Benjamin Skinner traveled around the world to witness firsthand the drudgery, abuse and depravity of modern-day slavery; he probably saw a good deal more than could fit into his book, which is an unsparing account of just how horrible and widespread slavery is. Skinner's writing is evocative. He brings to life various places around the globe including Haiti's cities and countryside, Romanian slums, the desert of Sudan, night clubs in Dubai, rural mines in India, and a well-to-do American suburb; his descriptions of human degradation, cruelty and greed are sickening. He talks to slaves (both current and former), slave traders, slave owners, anti-slavery activists, and government officials; throughout the book he also tells the story of U.S. official John Miller and his uphill and exhausting battle against slavery worldwide. To get some of his stories Skinner actually had to pose at various times as a potential slave buyer, and he briefly touches on the ethics of that choice (as well as his decision not to buy people's freedom from slave traders).

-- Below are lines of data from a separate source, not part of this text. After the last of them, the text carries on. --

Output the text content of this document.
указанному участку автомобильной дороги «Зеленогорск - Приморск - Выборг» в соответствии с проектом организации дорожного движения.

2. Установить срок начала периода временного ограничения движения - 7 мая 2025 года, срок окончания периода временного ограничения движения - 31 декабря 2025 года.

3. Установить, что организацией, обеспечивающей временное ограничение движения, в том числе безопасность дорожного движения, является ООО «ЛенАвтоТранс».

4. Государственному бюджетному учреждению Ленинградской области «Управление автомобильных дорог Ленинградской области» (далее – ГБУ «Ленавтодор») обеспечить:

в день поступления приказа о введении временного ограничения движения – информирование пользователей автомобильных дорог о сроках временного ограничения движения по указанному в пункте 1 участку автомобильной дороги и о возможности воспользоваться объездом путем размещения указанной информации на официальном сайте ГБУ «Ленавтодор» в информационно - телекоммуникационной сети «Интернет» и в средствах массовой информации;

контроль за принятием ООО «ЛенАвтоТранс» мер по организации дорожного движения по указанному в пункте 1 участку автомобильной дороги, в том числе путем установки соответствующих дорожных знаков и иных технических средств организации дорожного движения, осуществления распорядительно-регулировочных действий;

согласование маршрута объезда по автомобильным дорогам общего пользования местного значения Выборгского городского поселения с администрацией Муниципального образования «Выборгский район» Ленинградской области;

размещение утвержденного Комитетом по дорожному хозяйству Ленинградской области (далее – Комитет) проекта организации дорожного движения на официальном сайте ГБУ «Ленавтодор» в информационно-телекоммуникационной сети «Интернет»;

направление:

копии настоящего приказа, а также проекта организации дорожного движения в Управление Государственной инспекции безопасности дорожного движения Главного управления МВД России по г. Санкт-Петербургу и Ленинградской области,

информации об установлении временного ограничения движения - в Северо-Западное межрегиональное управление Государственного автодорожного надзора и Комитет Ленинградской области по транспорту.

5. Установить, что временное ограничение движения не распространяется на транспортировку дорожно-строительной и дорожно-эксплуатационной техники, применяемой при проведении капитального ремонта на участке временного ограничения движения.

He succeeds in conveying the complexity of slavery, how and why it continues to exist and the various forms that it takes. In addition to the harrowing accounts of slaves themselves, he writes about the role that individuals, institutions, cultural norms and socioeconomic factors play in the perpetration of slavery and the creation of circumstances and conditions that allow slavery to flourish. It's frustrating to read about the way governments around the world turn a blind eye to slavery, even while paying lip-service to the idea of fighting it and upholding human dignity. The UN's record on this issue is unsurprisingly disgraceful as well. Skinner relates how UN officials, for political reasons, often refuse to refer to slavery as slavery (preferring terms such as 'abduction', for instance), and half-heartedly spend money on anti-slavery initiatives that are proven failures (he also discusses the complete farce that is the UN Human Rights Commission).
The book is detailed, complex and approaches slavery from different angles. In addition to discussing commercial sex slavery, his book brings to light agricultural, industrial and domestic enslavement (where, in addition to backbreaking work for no pay whatsoever, rape and brutality are also commonplace), and slavery in the context of war - as with the cultural and racial genocide waged on black Africans in the Sudan. Into this bleak picture Skinner also brings stories of hope - people who survived slavery, whether as children or adults, and who in spite of their scars have rebuilt their lives; he also profiles individuals who fight against slavery and actively work to rebuild the lives of former slaves and integrate them into society as productive members. Skinner doesn't write these stories with melodrama or sentimentality, but as a means of giving these people a voice and in hopefully motivating the reader to learn more and contribute to the fight against slavery; the conclusion of his book names what he thinks are effective anti-slavery organizations and non-governmental groups.
Overall, he's written an excellent book about an ages-old human condition that persists to this day, no matter how much we'd wish to pretend otherwise.